Through the Erskine Green Training Institute, the hotel offers a postsecondary education program with vocational training in the hospitality, food served and health care fields. The program also focuses on helping its students learn soft skills such as resume development, interview skills, communication and using public transportation and independent living.
The collaboration was driven by Muncie native Jeff Huffman, who saw a void in opportunities for his own son and others with disabilities. Huffman served on the board of Arc of Indiana, a statewide advocacy group committed to people with intellectual and developmental disabilities. As Arc worked through an exercise on change management in 2010, it developed a plan called The Blueprint for Change. This transformational program empowers people to shape their future, nurture and create natural systems of support and strengthen the foundation of programs and services for people with intellectual and developmental disabilities and their families.
To help individuals move from dependency on government assistance to being more fully functioning members of society, Huffman saw opportunity in a vacant hotel across from the convention center and began asking how that hotel could be turned into a training center to grow employment opportunities.
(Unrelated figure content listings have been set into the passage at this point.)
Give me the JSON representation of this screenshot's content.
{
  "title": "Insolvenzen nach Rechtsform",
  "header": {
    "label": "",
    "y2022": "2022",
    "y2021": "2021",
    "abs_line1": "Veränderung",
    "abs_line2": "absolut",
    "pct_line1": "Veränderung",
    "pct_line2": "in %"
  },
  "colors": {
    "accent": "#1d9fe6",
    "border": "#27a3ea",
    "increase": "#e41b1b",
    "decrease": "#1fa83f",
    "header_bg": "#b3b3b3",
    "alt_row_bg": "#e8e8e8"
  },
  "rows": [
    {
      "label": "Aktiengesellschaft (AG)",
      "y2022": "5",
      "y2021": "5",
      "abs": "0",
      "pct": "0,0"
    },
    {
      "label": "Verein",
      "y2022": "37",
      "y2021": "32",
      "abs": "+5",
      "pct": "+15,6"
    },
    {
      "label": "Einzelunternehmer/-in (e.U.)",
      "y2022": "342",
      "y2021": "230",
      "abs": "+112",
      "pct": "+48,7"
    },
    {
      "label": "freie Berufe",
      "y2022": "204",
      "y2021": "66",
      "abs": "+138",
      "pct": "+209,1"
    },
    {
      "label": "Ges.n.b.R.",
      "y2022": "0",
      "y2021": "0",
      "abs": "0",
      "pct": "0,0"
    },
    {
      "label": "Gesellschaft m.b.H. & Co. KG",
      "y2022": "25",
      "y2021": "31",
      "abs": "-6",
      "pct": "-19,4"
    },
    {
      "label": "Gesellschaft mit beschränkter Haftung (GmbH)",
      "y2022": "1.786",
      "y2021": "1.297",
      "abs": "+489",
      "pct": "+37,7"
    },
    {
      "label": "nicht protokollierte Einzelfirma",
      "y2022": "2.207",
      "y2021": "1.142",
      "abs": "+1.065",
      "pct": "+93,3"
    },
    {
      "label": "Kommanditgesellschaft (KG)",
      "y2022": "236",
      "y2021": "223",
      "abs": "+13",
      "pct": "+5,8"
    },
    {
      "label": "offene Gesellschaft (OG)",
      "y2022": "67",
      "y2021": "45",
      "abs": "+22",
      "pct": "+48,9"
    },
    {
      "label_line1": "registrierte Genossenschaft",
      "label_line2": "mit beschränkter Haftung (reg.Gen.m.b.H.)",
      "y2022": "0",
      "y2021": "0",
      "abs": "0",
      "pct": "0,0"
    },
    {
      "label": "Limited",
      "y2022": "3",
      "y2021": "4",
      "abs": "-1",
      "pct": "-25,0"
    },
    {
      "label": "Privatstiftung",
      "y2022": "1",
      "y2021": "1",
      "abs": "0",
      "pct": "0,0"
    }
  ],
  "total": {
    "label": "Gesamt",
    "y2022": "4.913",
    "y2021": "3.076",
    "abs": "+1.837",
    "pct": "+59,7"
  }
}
Although the vacant hotel property was already on the path to becoming senior housing, the idea of such a training center kept taking shape.
Kim Dodson, associate executive director for Arc of Indiana, brought Jeff Huffman into conversations with Muncie Mayor Dennis Tyler and they begin looking for opportunities to build a new hotel. Fast forward to 2016 and the brand new hotel property is up and running.
The new Courtyard Muncie is owned by the Arc’s for-profit corporation, Arc Innovations. At least, twenty percent of the hotel and restaurant’s employees are people with disabilities—a segment of the population that typically has an 82 percent unemployment rate.
“We’ve been running a professional well-run convention center for a long time,” said Joann McKinney, president and CEO of the Horizon Convention Center. “We got a new mayor who was very interested in people with disabilities and helping make a good quality of life for all the citizens in Muncie.”
“The new hotel is a game changer for us,” McKinney said as she talked about new opportunities to market Muncie’s downtown hospitality corridor which includes the hotel and parking garage, amphitheater, several restaurants including Thr3e Wise Men Brewing Co., and entertainment all in a two-block corridor. An enclosed walkway even connects the hotel and convention center.
This weekend the Fraternity expects 350 students and 50 alumni from Indiana, Illinois, Michigan, Ohio, North Dakota, Minnesota and Wisconsin to gather to exchange ideas and learn leadership strategies and techniques to become better officers and members. As Fraternity men, they have accepted a special responsibility to serve society. Strengthening a community while conducting business fits well with its mission. “Just by coming to this hotel you are supporting a community,” McKinney said.
Delta Tau Delta is a values-driven fraternity founded in 1858. Its mission, “Committed to Lives of Excellence,” is what the Fraternity seeks to represent at its host institutions. Delta Tau Delta strives to develop its members’ leadership skills, seeks superior academic achievement, promotes community service efforts, and helps its members launch successful careers.
Delta Tau Delta has 139 chapters and colonies across the United States with a membership of more than 9,500 undergraduates and 119,000 alumni members. The Fraternity posts a GPA of 3.09, making it one of the highest achieving men’s fraternities in academics.
The Fraternity has five chapters in Indiana (Ball State University, Butler University, DePauw University, Purdue University and Indiana University), with a sixth starting at Wabash College this winter. The Ball State Chapter in Muncie will celebrate its’ fiftieth anniversary this fall.